Haluk Demir adlı okur, bu habere itiraz etti. Gelişmelerin doğru yansıtılmadığı kanısındaydı: “‘Çıplak arama iddiasına yalanlama’ demişsiniz ama savcı çıplak aramayı yalanlamıyor ki! Darp ve eziyet iddiasını yalanlıyor, çıplak arama için, ‘Hükümlünün üst araması mevzuata uygun yapılmıştır’ diyor. Sakın cezaevlerinde çıplak arama mevzuata uygun olmasın?”
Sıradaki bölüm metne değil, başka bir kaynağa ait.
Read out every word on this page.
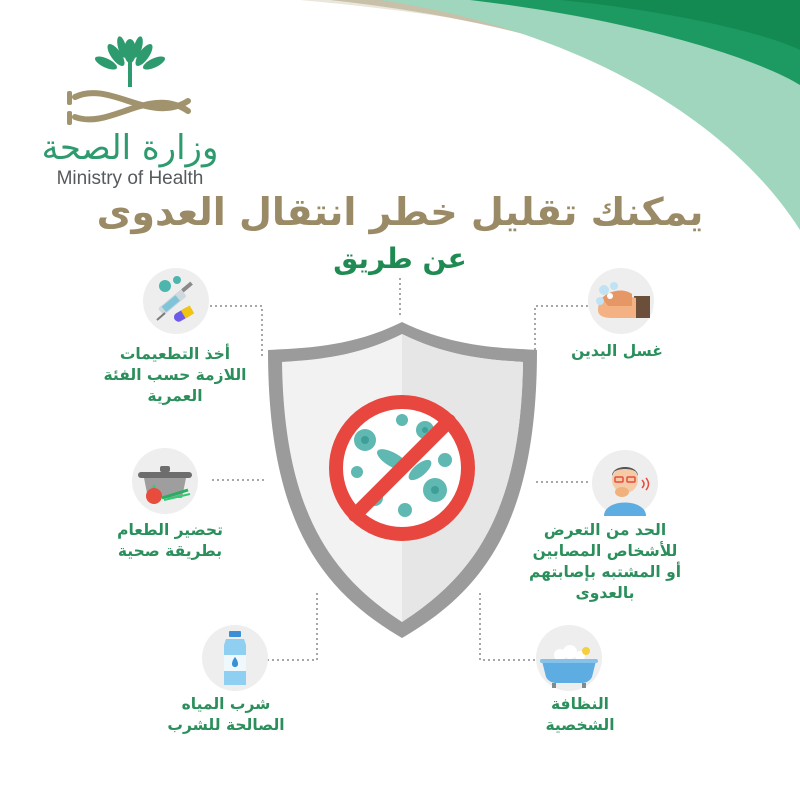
وزارة الصحة
Ministry of Health
يمكنك تقليل خطر انتقال العدوى
عن طريق
أخذ التطعيمات
اللازمة حسب الفئة
العمرية
غسل اليدين
تحضير الطعام
بطريقة صحية
الحد من التعرض
للأشخاص المصابين
أو المشتبه بإصابتهم
بالعدوى
شرب المياه
الصالحة للشرب
النظافة
الشخصية
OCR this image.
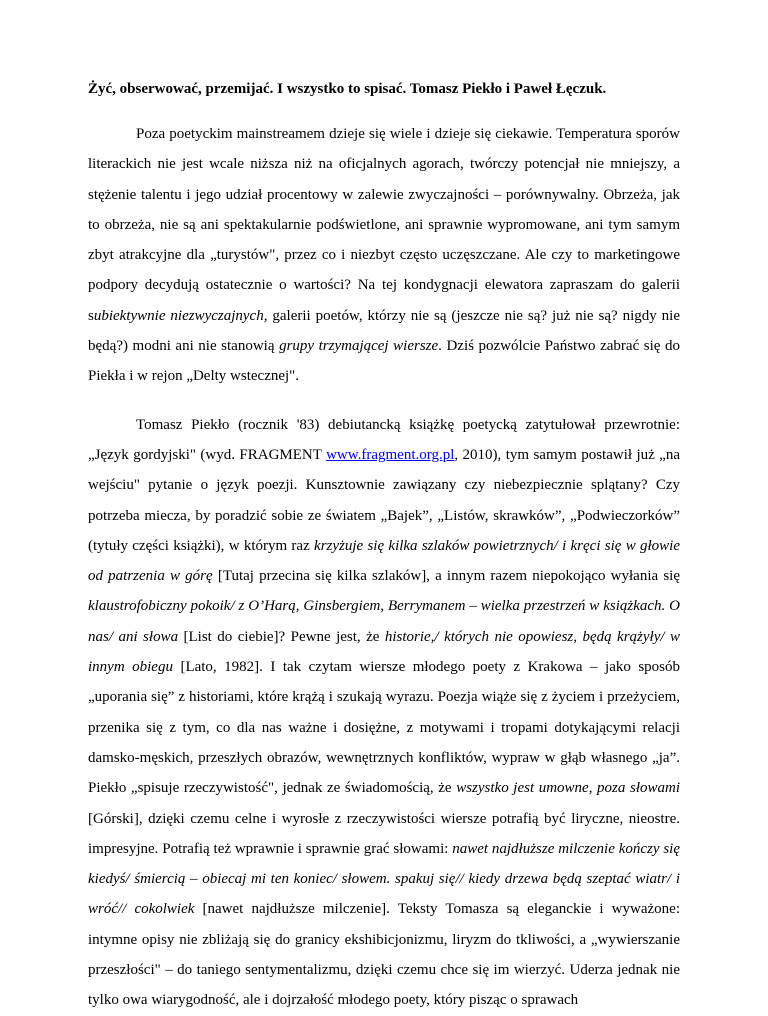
Żyć, obserwować, przemijać. I wszystko to spisać. Tomasz Piekło i Paweł Łęczuk.

Poza poetyckim mainstreamem dzieje się wiele i dzieje się ciekawie. Temperatura sporów literackich nie jest wcale niższa niż na oficjalnych agorach, twórczy potencjał nie mniejszy, a stężenie talentu i jego udział procentowy w zalewie zwyczajności – porównywalny. Obrzeża, jak to obrzeża, nie są ani spektakularnie podświetlone, ani sprawnie wypromowane, ani tym samym zbyt atrakcyjne dla „turystów", przez co i niezbyt często uczęszczane. Ale czy to marketingowe podpory decydują ostatecznie o wartości? Na tej kondygnacji elewatora zapraszam do galerii subiektywnie niezwyczajnych, galerii poetów, którzy nie są (jeszcze nie są? już nie są? nigdy nie będą?) modni ani nie stanowią grupy trzymającej wiersze. Dziś pozwólcie Państwo zabrać się do Piekła i w rejon „Delty wstecznej".

Tomasz Piekło (rocznik '83) debiutancką książkę poetycką zatytułował przewrotnie: „Język gordyjski" (wyd. FRAGMENT www.fragment.org.pl, 2010), tym samym postawił już „na wejściu" pytanie o język poezji. Kunsztownie zawiązany czy niebezpiecznie splątany? Czy potrzeba miecza, by poradzić sobie ze światem „Bajek”, „Listów, skrawków”, „Podwieczorków” (tytuły części książki), w którym raz krzyżuje się kilka szlaków powietrznych/ i kręci się w głowie od patrzenia w górę [Tutaj przecina się kilka szlaków], a innym razem niepokojąco wyłania się klaustrofobiczny pokoik/ z O’Harą, Ginsbergiem, Berrymanem – wielka przestrzeń w książkach. O nas/ ani słowa [List do ciebie]? Pewne jest, że historie,/ których nie opowiesz, będą krążyły/ w innym obiegu [Lato, 1982]. I tak czytam wiersze młodego poety z Krakowa – jako sposób „uporania się” z historiami, które krążą i szukają wyrazu. Poezja wiąże się z życiem i przeżyciem, przenika się z tym, co dla nas ważne i dosiężne, z motywami i tropami dotykającymi relacji damsko-męskich, przeszłych obrazów, wewnętrznych konfliktów, wypraw w głąb własnego „ja”. Piekło „spisuje rzeczywistość", jednak ze świadomością, że wszystko jest umowne, poza słowami [Górski], dzięki czemu celne i wyrosłe z rzeczywistości wiersze potrafią być liryczne, nieostre. impresyjne. Potrafią też wprawnie i sprawnie grać słowami: nawet najdłuższe milczenie kończy się kiedyś/ śmiercią – obiecaj mi ten koniec/ słowem. spakuj się// kiedy drzewa będą szeptać wiatr/ i wróć// cokolwiek [nawet najdłuższe milczenie]. Teksty Tomasza są eleganckie i wyważone: intymne opisy nie zbliżają się do granicy ekshibicjonizmu, liryzm do tkliwości, a „wywierszanie przeszłości" – do taniego sentymentalizmu, dzięki czemu chce się im wierzyć. Uderza jednak nie tylko owa wiarygodność, ale i dojrzałość młodego poety, który pisząc o sprawach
HDP’den İzmir milletvekili adayı iken yaptığı konuşmalar nedeniyle hapis cezasına çarptırıldığı için tutuklanan Pınar Aydınlar’ın avukatı Murat Arksak, müvekkilinin Bakırköy Kadın Cezaevi girişinde “çıplak aramayı kabul etmemesi üzerine darp edildiğini ve zorla çıplak arandığını” öne sürerek suç duyurusunda bulunmuştu. Cumhuriyet Savcılığı da avukat Arksak’ın suç duyurusuna ilişkin yazılı açıklama yapmış, iddiaları yalanlamıştı.
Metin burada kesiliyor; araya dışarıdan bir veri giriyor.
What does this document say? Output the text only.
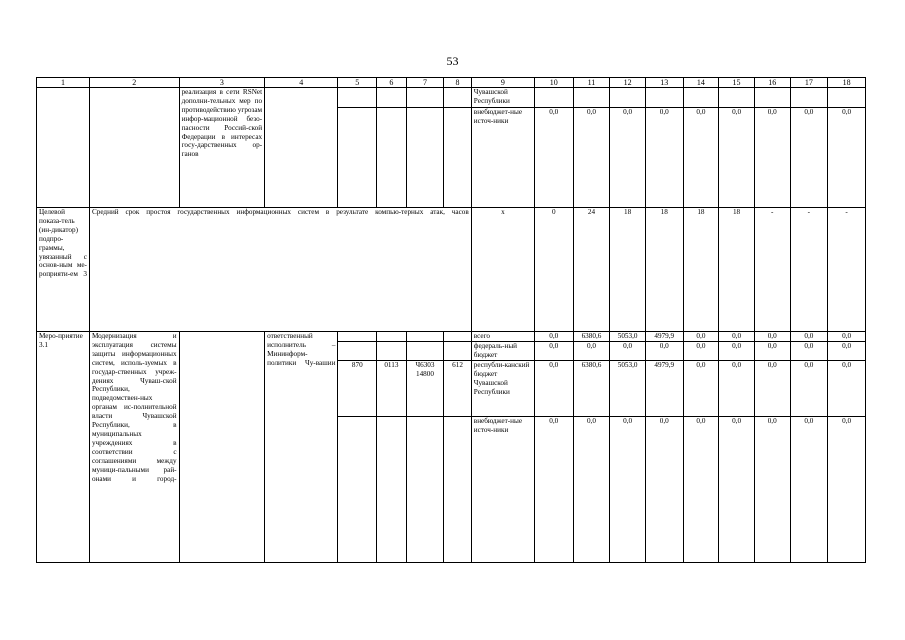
53
1	2	3	4	5	6	7	8	9	10	11	12	13	14	15	16	17	18
		реализация в сети RSNet дополни-тельных мер по противодействию угрозам инфор-мационной безо-пасности Россий-ской Федерации в интересах госу-дарственных ор-ганов						Чувашской Республики									
								внебюджет-ные источ-ники	0,0	0,0	0,0	0,0	0,0	0,0	0,0	0,0	0,0
Целевой показа-тель (ин-дикатор) подпро-граммы, увязанный с основ-ным ме-роприяти-ем 3	Средний срок простоя государственных информационных систем в результате компью-терных атак, часов							х	0	24	18	18	18	18	-	-	-
Меро-приятие 3.1	Модернизация и эксплуатация системы защиты информационных систем, исполь-зуемых в государ-ственных учреж-дениях Чуваш-ской Республики, подведомствен-ных органам ис-полнительной власти Чувашской Республики, в муниципальных учреждениях в соответствии с соглашениями между муници-пальными рай-онами и город-		ответственный исполнитель – Мининформ-политики Чу-вашии					всего	0,0	6380,6	5053,0	4979,9	0,0	0,0	0,0	0,0	0,0
								федераль-ный бюджет	0,0	0,0	0,0	0,0	0,0	0,0	0,0	0,0	0,0
				870	0113	Ч6303 14800	612	республи-канский бюджет Чувашской Республики	0,0	6380,6	5053,0	4979,9	0,0	0,0	0,0	0,0	0,0
								внебюджет-ные источ-ники	0,0	0,0	0,0	0,0	0,0	0,0	0,0	0,0	0,0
Hakikaten de okurun uyardığı gibi, Bakırköy Cumhuriyet Başsavcısı Sırrı Topluyıldız, “çıplak arama yapılmamıştır” gibi bir ifade kullanmamış. Darp ve cebir iddialarını açıkça yalanlamış, üst araması için de “Hükümlünün üst araması mevzuata uygun yapılmıştır” demekle yetinmiş.
Peki, “mevzuat” çıplak aramaya izin veriyor mu? Savcı bunu belirtmemiş. Ben de merak ettim, mevzuata baktım. “Ceza İnfaz Kurumlarının Yönetimi ve Güvenlik Tedbirleri” tüzüğünün 46. maddesinde “Hükümlünün üzerinde, kuruma sokulması veya bulundurulması yasak madde veya eşya bulunduğuna dair makul ve ciddi emarelerin varlığı ve kurum en üst amirinin gerekli görmesi halinde, çıplak olarak veya beden çukurlarında arama yapılabilir” deniliyor.